The woman turned her head, her gaze patient and expectant. “Can
I get you a cup of coffee?
On the house.”
This didn’t
always work with the men, but sometimes it made the women hesitate, at least
long enough for Juanita to get close enough for them to see and hear her more
clearly. She tried to get a read on the woman’s luck, to no avail; it hid as if
behind a door. She couldn’t read the woman’s face, either. It constantly
changed. Was she old? Was she young? Juanita couldn’t say.

The woman didn’t move as she came closer. “Let’s sit
down and have a cup, okay? We can talk things over,” said Juanita. The woman
drifted to the bench between its two ornate lampposts and sat down. Juanita
breathed again; maybe she wasn’t here to jump after all. Juanita kept her
movements deliberate and slow as she sank down next to the woman and pulled out
her thermos and a cup. Juanita believed “real” cups, not paper cups, might make
people less likely to jump. If they had a real cup in their hands, somewhere
inside they might be afraid to break it, even though the melamine ones didn’t
break; she’d never thrown one from the bridge, but that’s what she’d heard. She
handed the woman a steaming cup and a packet of sugar, making sure to touch her
fingers.

The woman smiled and handed back the packet. “No sugar,
thank you.
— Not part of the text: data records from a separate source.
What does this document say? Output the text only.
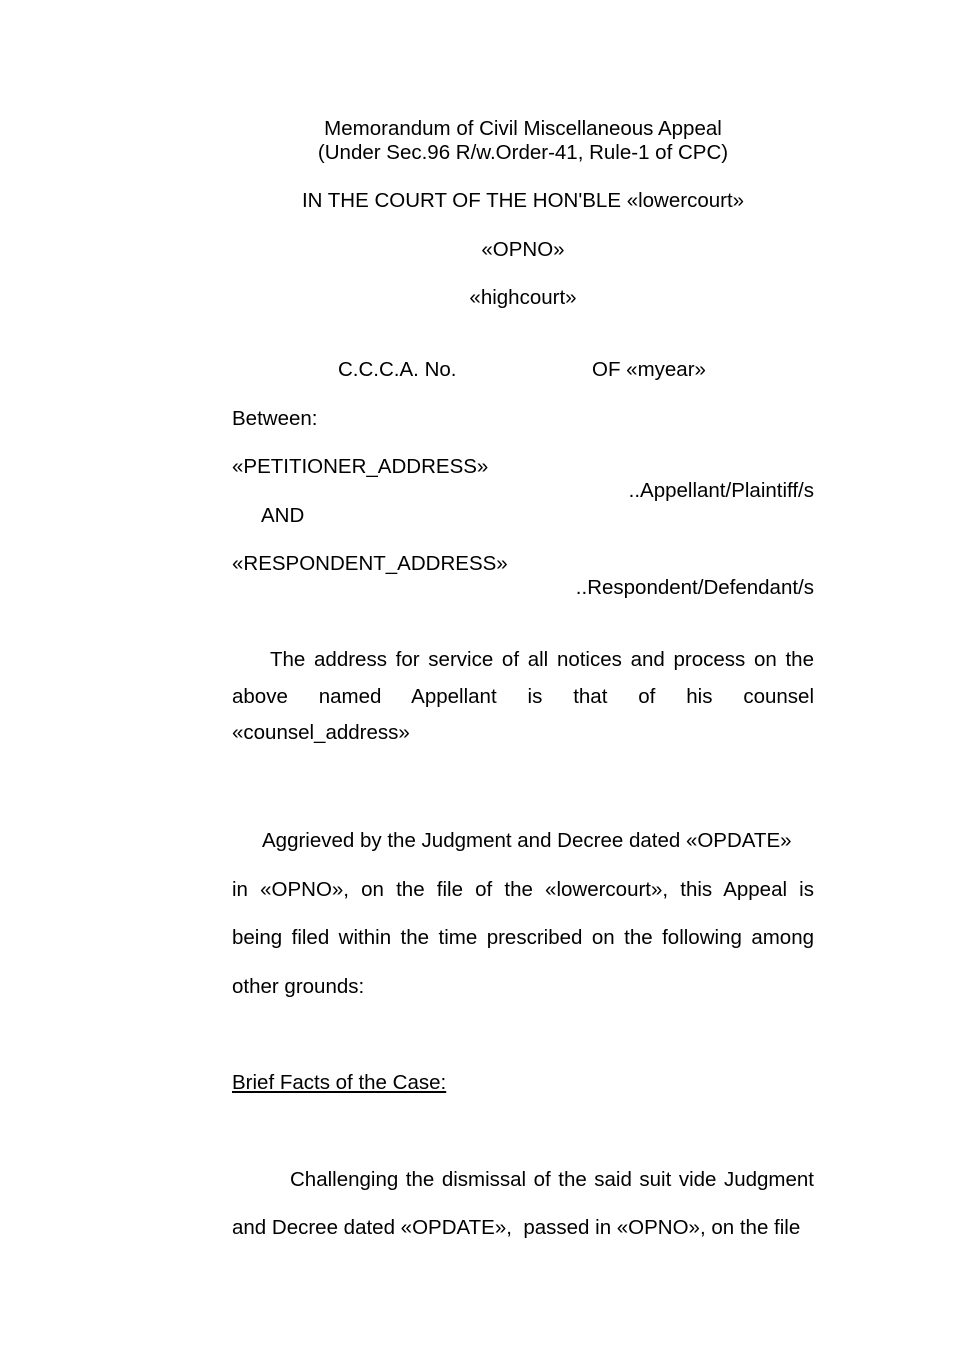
Memorandum of Civil Miscellaneous Appeal
(Under Sec.96 R/w.Order-41, Rule-1 of CPC)
IN THE COURT OF THE HON'BLE «lowercourt»
«OPNO»
«highcourt»
C.C.C.A. No.	OF «myear»
Between:
«PETITIONER_ADDRESS»
..Appellant/Plaintiff/s
AND
«RESPONDENT_ADDRESS»
..Respondent/Defendant/s
The address for service of all notices and process on the
above named Appellant is that of his counsel
«counsel_address»
Aggrieved by the Judgment and Decree dated «OPDATE»
in «OPNO», on the file of the «lowercourt», this Appeal is
being filed within the time prescribed on the following among
other grounds:
Brief Facts of the Case:
Challenging the dismissal of the said suit vide Judgment
and Decree dated «OPDATE»,  passed in «OPNO», on the file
Life is sweet enough, isn’t it? Though I suppose it’s bitter
sometimes. It depends.” Her voice bore a vague Mediterranean accent.

“Life isn’t fair sometimes,” agreed Juanita.

They sipped the hot coffee and looked toward the West
Hills, the impending sunrise at their backs. A car passed, headed south across
the bridge to the road rambling like a goat trail past the big houses of the
city’s well to do.

Juanita began to relax; this woman wasn’t a jumper. “So
can we talk a little? My name’s Juanita. I’m a crisis counselor. If you’re in
trouble, I can help. What’s your name?” The woman murmured something that
sounded like Tuh-kay, and Juanita decided not to attempt it. “What brings you
out this morning?”

The woman took her hand. “You do.”

Juanita smiled and squeezed it back. “We’re here because
we care.”

“Not ‘we,’” said the woman, “you. You can’t do this
anymore, you know.”

“I can’t what?”

“Juanita, you have your finger on the wheel. I cannot be
parceled out like this. I am random.”

Juanita turned away from the West Hills toward the
woman, trying to gauge meaning from her expression, but it shifted from second
to second. “I don’t understand.”

“Don’t you? Think of a roulette wheel. What would your
bosses do if...let’s say if they knew you put your finger on the roulette wheel
to make it stop where you wished it to from time to time, not where they wished
it?”

“But I never did that. How do you know I worked in a
casino?” Juanita tried to pull her hand from the other woman’s grip, and stand,
but her legs wouldn’t work and her hand held fast. A car traveling northbound
purred by; she briefly thought of hailing it, but what would she say?